Wirtschaft und Verantwortung – digital neu dimensioniert

Die aktuellen Veränderungen der Innen- und Außenwelt von Organisationen sind hinreichend formuliert: Ihr wichtigstes Momentum liegt in der – meist als „disrupt“ – etikettierten Unerwartbarkeit und zugleich Unausweichbarkeit vielfältigster Entwicklungen, die einerseits Planung und Steuerung nach traditionellen Methoden als untauglich erweisen, andererseits enorme Bedürftigkeiten nach Orientierung, Plausibilität und Halt mit sich ziehen.

„Postfaktische“ Zerrbilder

Politik und Gesellschaft halten dieser Realität gerade den Spiegel vor, mit dem verzerrten Antlitz scheinbar starker Autoritäten und heilsbringender Akteure sowie dem Trend zu vereinfachten Wahrheiten jenseits differenzierter Fakten und Ereignisse und populistisch deklarierten Deutungshoheiten im öffentlichen und privaten Diskurs.

Und die Wirtschaft?

Vor wenigen Jahren noch verschrien als das allgemeine Denken und Handeln dominierende, gar manipulierende ökonomistische Daseinskonzept, richtet sie ihren Blick vornehmlich nach innen, auf die qua Digitalisierung, Internationalisierung und demografischer Verschiebungen stattfindende Erosion der Prozesse und Beziehungen zwischen und innerhalb der Unternehmen und Organisationen.
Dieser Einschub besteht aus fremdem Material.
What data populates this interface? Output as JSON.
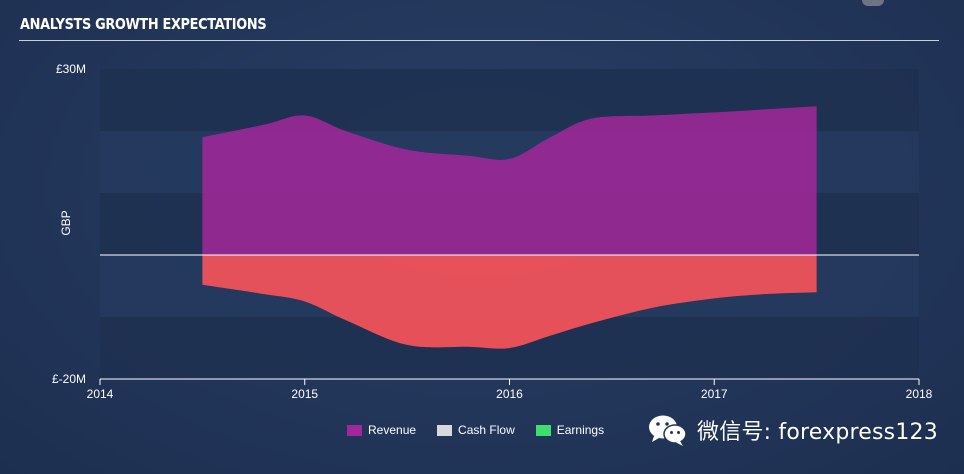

An Stelle des umstrittenen Primats der Ökonomie scheint gerade ein Rückzug auf das angestammte Terrain stattzufinden, zumindest in der reflexiven, Diskurs prägenden Dimension. Dieser Rückzug ist jedoch nicht statthaft, ja geradezu fahrlässig, wenn Machtkonstellationen in der Weltgesellschaft – je nach Gusto – mal unter rein diplomatischen, mal unter rein betriebswirtschaftlichen, seltener unter ethisch-moralischen Gesichtspunkten bewertet werden.
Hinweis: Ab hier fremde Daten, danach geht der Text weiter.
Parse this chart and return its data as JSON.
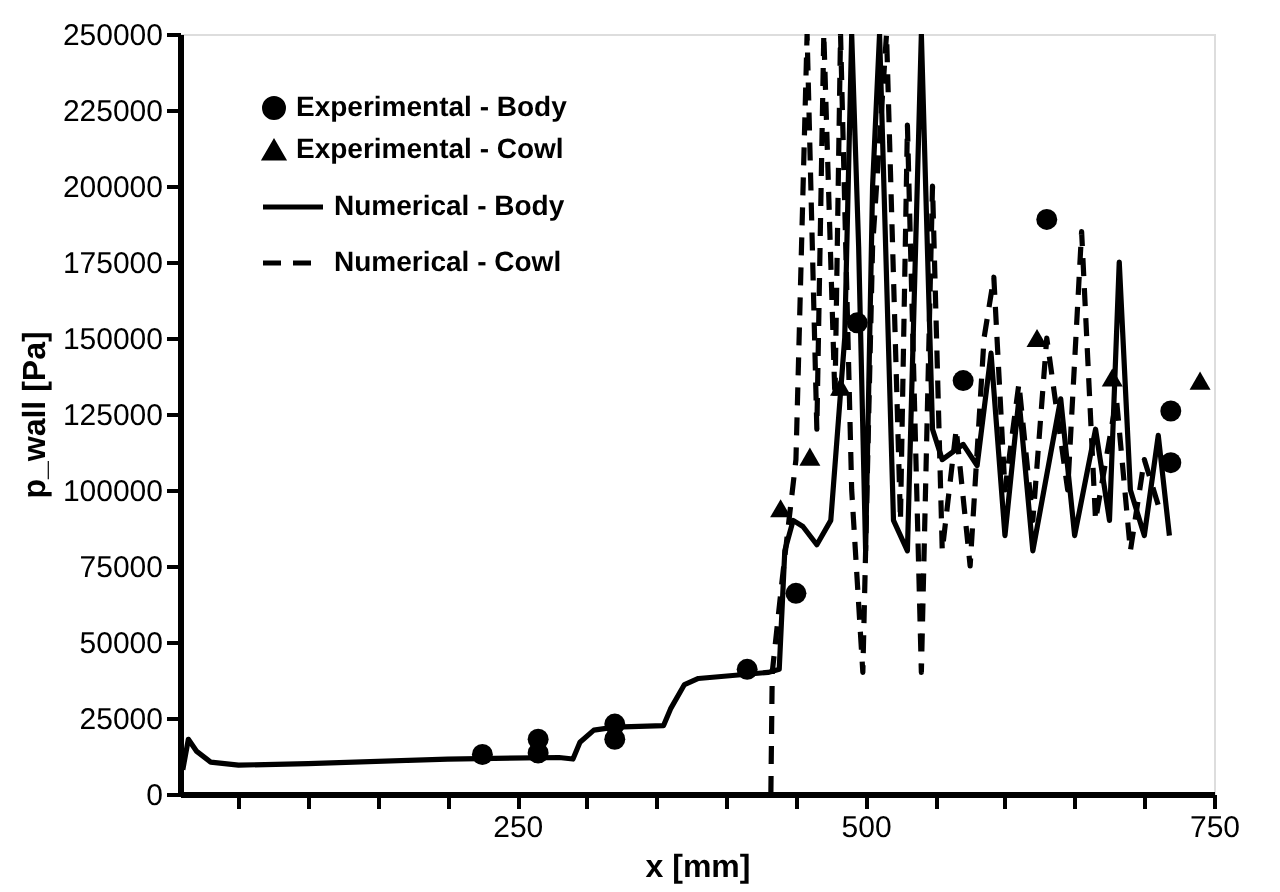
{
  "chart_data": {
    "type": "line",
    "xlabel": "x [mm]",
    "ylabel": "p_wall [Pa]",
    "xlim": [
      8,
      750
    ],
    "xticks": [
      {
        "value": 50,
        "label": null
      },
      {
        "value": 100,
        "label": null
      },
      {
        "value": 150,
        "label": null
      },
      {
        "value": 200,
        "label": null
      },
      250,
      {
        "value": 300,
        "label": null
      },
      {
        "value": 350,
        "label": null
      },
      {
        "value": 400,
        "label": null
      },
      {
        "value": 450,
        "label": null
      },
      500,
      {
        "value": 550,
        "label": null
      },
      {
        "value": 600,
        "label": null
      },
      {
        "value": 650,
        "label": null
      },
      {
        "value": 700,
        "label": null
      },
      750
    ],
    "ylim": [
      0,
      250000
    ],
    "yticks": [
      0,
      25000,
      50000,
      75000,
      100000,
      125000,
      150000,
      175000,
      200000,
      225000,
      250000
    ],
    "grid": false,
    "legend": "top left",
    "series": [
      {
        "name": "Experimental - Body",
        "type": "scatter",
        "marker": "circle",
        "color": "#000000",
        "x": [
          225,
          265,
          265,
          320,
          320,
          415,
          450,
          494,
          570,
          630,
          719,
          719
        ],
        "values": [
          13000,
          18000,
          13500,
          23000,
          18000,
          41000,
          66000,
          155000,
          136000,
          189000,
          126000,
          109000
        ]
      },
      {
        "name": "Experimental - Cowl",
        "type": "scatter",
        "marker": "triangle",
        "color": "#000000",
        "x": [
          439,
          460,
          482,
          623,
          677,
          740
        ],
        "values": [
          94000,
          111000,
          134000,
          150000,
          137000,
          136000
        ]
      },
      {
        "name": "Numerical - Body",
        "type": "line",
        "line_style": "solid",
        "color": "#000000",
        "x": [
          10,
          14,
          20,
          30,
          50,
          100,
          200,
          280,
          290,
          295,
          305,
          320,
          355,
          360,
          370,
          380,
          430,
          438,
          442,
          448,
          455,
          465,
          475,
          485,
          490,
          495,
          500,
          505,
          510,
          520,
          530,
          540,
          548,
          555,
          570,
          580,
          590,
          600,
          610,
          620,
          640,
          650,
          665,
          675,
          682,
          690,
          700,
          710,
          718
        ],
        "values": [
          8000,
          18000,
          14000,
          10500,
          9500,
          10000,
          11500,
          12000,
          11500,
          17000,
          21000,
          22000,
          22500,
          28000,
          36000,
          38000,
          40000,
          41000,
          80000,
          90000,
          88000,
          82000,
          90000,
          150000,
          250000,
          180000,
          80000,
          200000,
          250000,
          90000,
          80000,
          250000,
          120000,
          110000,
          115000,
          108000,
          145000,
          85000,
          130000,
          80000,
          130000,
          85000,
          120000,
          90000,
          175000,
          100000,
          85000,
          118000,
          85000
        ]
      },
      {
        "name": "Numerical - Cowl",
        "type": "line",
        "line_style": "dashed",
        "color": "#000000",
        "x": [
          432,
          433,
          440,
          450,
          458,
          465,
          470,
          478,
          482,
          490,
          498,
          505,
          515,
          525,
          530,
          540,
          548,
          555,
          565,
          575,
          585,
          592,
          600,
          610,
          620,
          630,
          645,
          655,
          665,
          680,
          690,
          700,
          710
        ],
        "values": [
          0,
          40000,
          70000,
          110000,
          250000,
          120000,
          250000,
          130000,
          250000,
          100000,
          40000,
          180000,
          250000,
          90000,
          220000,
          40000,
          200000,
          80000,
          120000,
          75000,
          150000,
          170000,
          100000,
          135000,
          90000,
          150000,
          100000,
          185000,
          90000,
          130000,
          80000,
          110000,
          95000
        ]
      }
    ]
  }
}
Wirtschaft vor, in oder für die Gesellschaft?

Als mögliche Perspektive für unsere aktuelle Gegenwart und Zukunft formulierte der Wirtschaftsethiker Peter Ulrich um die Jahrtausendwende das Programm einer „Wirtschaft in der Gesellschaft“, einer Wirtschaft also, die sich ihrer Verantwortung für das Allgemeinwohl in der Weise und in der Dimension bewusst zeigt, in der sie national und international agiert. Dies entbindet nicht von der Innovation neuer Themen und Strukturen im Kontext der digitalen Transformation. Doch es erfordert zugleich einen verantwortungsvollen Blick über den Tellerrand der eigenen ökonomischen Existenz. Die Reichweite und Qualität der Veränderungen drohen ebenfalls zu einer Erosion von Verantwortlichkeit in der Weltgesellschaft zu führen. Sinn, Orientierung und Plausibilität entstehen nicht von selbst, sondern im durchaus kontroversen, aber in jedem Fall transparenten und offenen Nachvollzug vernünftigen Handelns. Unternehmen sind hier nicht alleine gefordert, aktiv dabei sein sollten sie aber in jedem Fall.